Based on the picture book written and illustrated by John Klassen, this is the National Theatre’s Christmas treat for the very young, three upwards. It's a play with the emphasis on play and gives them a game that they eagerly join in.
The story is all there in the title. There’s bear who has a pointed red hat he’s very fond of but it’s gone. Has anyone seen it? He asks a lot of fellow forest creatures but we know that naughty Rabbit has pinched it, we saw him do it! Will Bear get it back?
There are bright songs and sprightly dances that range from wriggly wiggles to snatches of tango and flamenco and a live band who overlap as actors and are there in full flood from the start.
The experience starts as you leave the National Theatre foyers. On the way into the temporary theatre, the passage walls are hung with hats of different kinds and, as the performance space fills up, adventurous youngsters are invited to help hang Christmas decorations, assisting the performers who are sweeping the carpet and tidying things up.
The band (Oliver Birch, Richie Hart and Adam Pleeth),l all in a sort of lederhosen, Beatle-wigged and wearing antlers, are high up on a platform. They become stags in the story. A Christmas tree up there makes things seasonally festive.
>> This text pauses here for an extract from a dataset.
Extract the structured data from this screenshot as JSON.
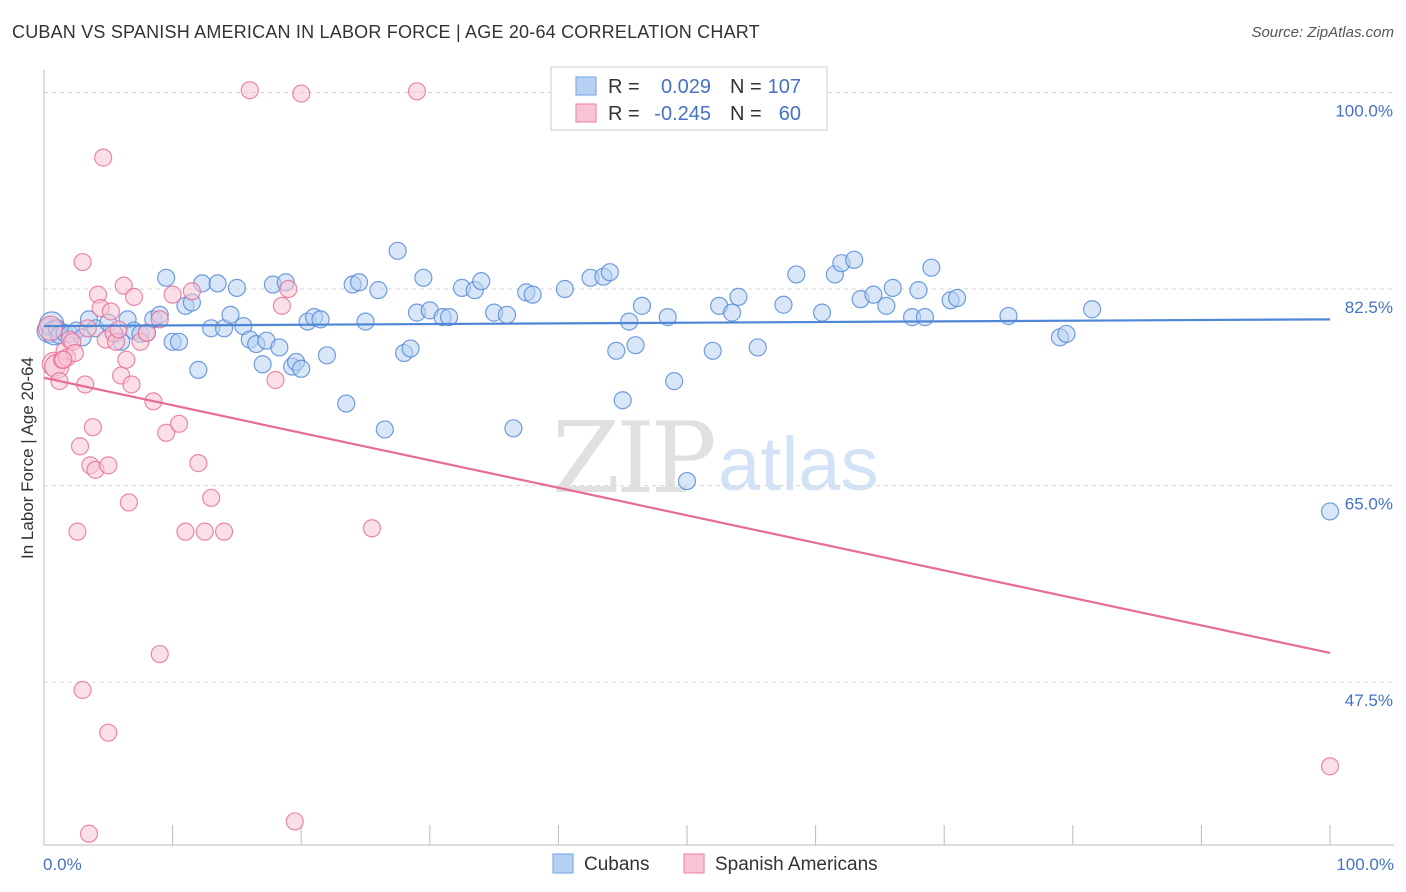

There’s a big cactus dressed with tree lights too, swags of what look like duvets overhead and coloured lights all round the auditorium. This feels like getting ready for a party and Wils Wilson’s production maintains that party atmosphere; it’s going to be fun.
Then the show begins and Bear’s there. Unlike the other animals he meets, he’s in a sort of bear suit, a human face but a brown romper outfit. The other creatures wear token items to tell us who they are but stay very human. There is no attempt to copy Klassen’s stylishly stylized illustrations. Fly Davis’s design makes the audience use their imagination. Three of the actors turn themselves into trees for Bear to push through; they are the liveliest vegetation ever. He’s in a forest, though it's a strange one made up of some rather exotic house plants.
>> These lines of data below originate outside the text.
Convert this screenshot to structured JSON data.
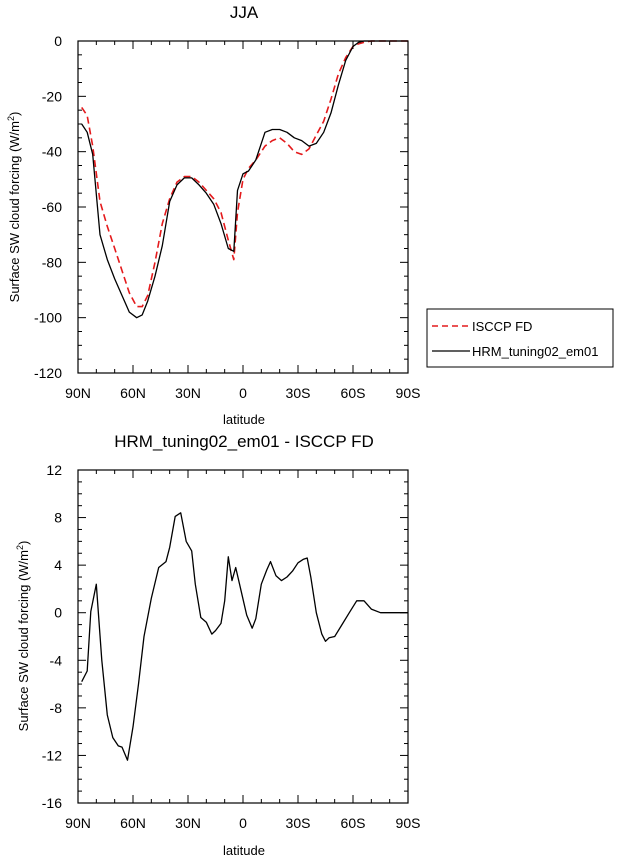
{
  "chart_data": [
    {
      "type": "line",
      "title": "JJA",
      "xlabel": "latitude",
      "ylabel": "Surface SW cloud forcing (W/m²)",
      "xlim": [
        90,
        -90
      ],
      "ylim": [
        -120,
        0
      ],
      "xticks": [
        90,
        60,
        30,
        0,
        -30,
        -60,
        -90
      ],
      "xtick_labels": [
        "90N",
        "60N",
        "30N",
        "0",
        "30S",
        "60S",
        "90S"
      ],
      "yticks": [
        0,
        -20,
        -40,
        -60,
        -80,
        -100,
        -120
      ],
      "ytick_labels": [
        "0",
        "-20",
        "-40",
        "-60",
        "-80",
        "-100",
        "-120"
      ],
      "grid": false,
      "legend": "right",
      "series": [
        {
          "name": "ISCCP FD",
          "color": "#e41a1c",
          "style": "dashed",
          "x": [
            88,
            85,
            82,
            78,
            74,
            70,
            66,
            62,
            58,
            55,
            52,
            48,
            44,
            40,
            36,
            32,
            28,
            24,
            20,
            16,
            12,
            8,
            5,
            3,
            0,
            -3,
            -7,
            -12,
            -16,
            -20,
            -24,
            -28,
            -32,
            -36,
            -40,
            -44,
            -48,
            -52,
            -56,
            -60,
            -63,
            -66,
            -70,
            -75,
            -80,
            -85,
            -90
          ],
          "y": [
            -24,
            -27,
            -38,
            -58,
            -67,
            -75,
            -83,
            -91,
            -96,
            -96,
            -92,
            -80,
            -66,
            -57,
            -51,
            -49,
            -49,
            -51,
            -54,
            -57,
            -62,
            -72,
            -79,
            -62,
            -50,
            -46,
            -43,
            -38,
            -36,
            -35,
            -37,
            -40,
            -41,
            -39,
            -34,
            -29,
            -21,
            -12,
            -6,
            -2,
            -1,
            -0.5,
            0,
            0,
            0,
            0,
            0
          ]
        },
        {
          "name": "HRM_tuning02_em01",
          "color": "#000000",
          "style": "solid",
          "x": [
            88,
            85,
            82,
            78,
            74,
            70,
            66,
            62,
            58,
            55,
            52,
            48,
            44,
            40,
            36,
            32,
            28,
            24,
            20,
            16,
            12,
            8,
            5,
            3,
            0,
            -3,
            -7,
            -12,
            -16,
            -20,
            -24,
            -28,
            -32,
            -36,
            -40,
            -44,
            -48,
            -52,
            -56,
            -60,
            -63,
            -66,
            -70,
            -75,
            -80,
            -85,
            -90
          ],
          "y": [
            -30,
            -33,
            -41,
            -70,
            -79,
            -86,
            -92,
            -98,
            -100,
            -99,
            -94,
            -85,
            -74,
            -58,
            -52,
            -49.5,
            -49.5,
            -52,
            -55,
            -59,
            -66,
            -75,
            -76,
            -54,
            -48,
            -47,
            -43,
            -33,
            -32,
            -32,
            -33,
            -35,
            -36,
            -38,
            -37,
            -33,
            -26,
            -16,
            -7,
            -2,
            -0.5,
            0,
            0,
            0,
            0,
            0,
            0
          ]
        }
      ]
    },
    {
      "type": "line",
      "title": "HRM_tuning02_em01 - ISCCP FD",
      "xlabel": "latitude",
      "ylabel": "Surface SW cloud forcing (W/m²)",
      "xlim": [
        90,
        -90
      ],
      "ylim": [
        -16,
        12
      ],
      "xticks": [
        90,
        60,
        30,
        0,
        -30,
        -60,
        -90
      ],
      "xtick_labels": [
        "90N",
        "60N",
        "30N",
        "0",
        "30S",
        "60S",
        "90S"
      ],
      "yticks": [
        12,
        8,
        4,
        0,
        -4,
        -8,
        -12,
        -16
      ],
      "ytick_labels": [
        "12",
        "8",
        "4",
        "0",
        "-4",
        "-8",
        "-12",
        "-16"
      ],
      "grid": false,
      "series": [
        {
          "color": "#000000",
          "style": "solid",
          "x": [
            88,
            85,
            83,
            80,
            77,
            74,
            71,
            68,
            66,
            63,
            60,
            57,
            54,
            50,
            46,
            42,
            40,
            37,
            34,
            31,
            28,
            26,
            23,
            20,
            17,
            15,
            12,
            10,
            8,
            6,
            4,
            1,
            -2,
            -5,
            -7,
            -10,
            -13,
            -15,
            -18,
            -21,
            -24,
            -27,
            -30,
            -33,
            -35,
            -37,
            -40,
            -43,
            -45,
            -47,
            -50,
            -54,
            -58,
            -62,
            -66,
            -70,
            -75,
            -80,
            -85,
            -90
          ],
          "y": [
            -5.8,
            -4.9,
            0.1,
            2.4,
            -4.0,
            -8.6,
            -10.5,
            -11.2,
            -11.3,
            -12.4,
            -9.6,
            -6.0,
            -2.0,
            1.2,
            3.8,
            4.3,
            5.5,
            8.1,
            8.4,
            6.0,
            5.2,
            2.4,
            -0.4,
            -0.8,
            -1.8,
            -1.5,
            -0.9,
            1.0,
            4.7,
            2.7,
            3.8,
            1.8,
            -0.2,
            -1.3,
            -0.5,
            2.4,
            3.6,
            4.3,
            3.1,
            2.7,
            3.0,
            3.5,
            4.2,
            4.5,
            4.6,
            3.0,
            0.0,
            -1.8,
            -2.4,
            -2.1,
            -2.0,
            -1.0,
            0.0,
            1.0,
            1.0,
            0.3,
            0.0,
            0.0,
            0.0,
            0.0
          ]
        }
      ]
    }
  ],
  "legend": {
    "items": [
      {
        "label": "ISCCP FD",
        "color": "#e41a1c",
        "style": "dashed"
      },
      {
        "label": "HRM_tuning02_em01",
        "color": "#000000",
        "style": "solid"
      }
    ]
  }
}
Bear isn’t very good at talking—not with words that is: it’s mainly grunts, mumbles and gestures, but Merek Larwood doesn’t need words to make sure we understand him. He gives Bear a sort of signature hip swerve but he’s too tired to be energetic and not exactly the brightest of the forest creatures anyway, but very cuddly. When his yawns turn to snores and sleeping, he rolls away from where he carefully put his hat down.
That is when Steven Webb’s Rabbit finds it. He’s already got a knitted woollen helmet with floppy bits like rabbit ears; an extra one makes him look like a medieval jester. He’s got a funny walk, leaps like a jack-in-the-box: a naughty rabbit and one you can’t help liking. He loves the hat; he wants it. He knows he shouldn’t but he takes it. When Bear wakes up, it’s missing.
Of course, Rabbit should hand it in at the Lost Property Office—there’s a policeman there and waiting—but he doesn’t. When Bear turns up to see if they have got it, he’s offered other things but they don’t sit on his head the way is hat did. Has no one seen it?
He asks three frogs (Natalie Klamar, Naana Agyei-Ampadu and Pieter Lawman, who also play all the other animals) who each wear some froggy feature to make up the whole frog picture, a karate equipped fox, a tortoise (who Bear helps mount a hilltop), a slinky snake and a colourful caterpillar who makes a glittering transformation.
“The rabbit’s got it,” the audience tells Bear, but he doesn’t take in what they’re saying. He even asks the rabbit. Is he blind? He certainly lacks a big brain even for a bear. At last the penny drops and then, as in so many old fairy tales, justice is sudden, though eventually for Rabbit there is a happy ending.
This is a simple story, simply presented, beautifully mounted and precisely tailored to its audience. It is performed with clarity as well as panache, keeping even the youngest in the audience absorbed and all actively engaged for a well-judged playing time of just over an hour if you include the time they took to show their appreciation. The grown-ups all had a good time too.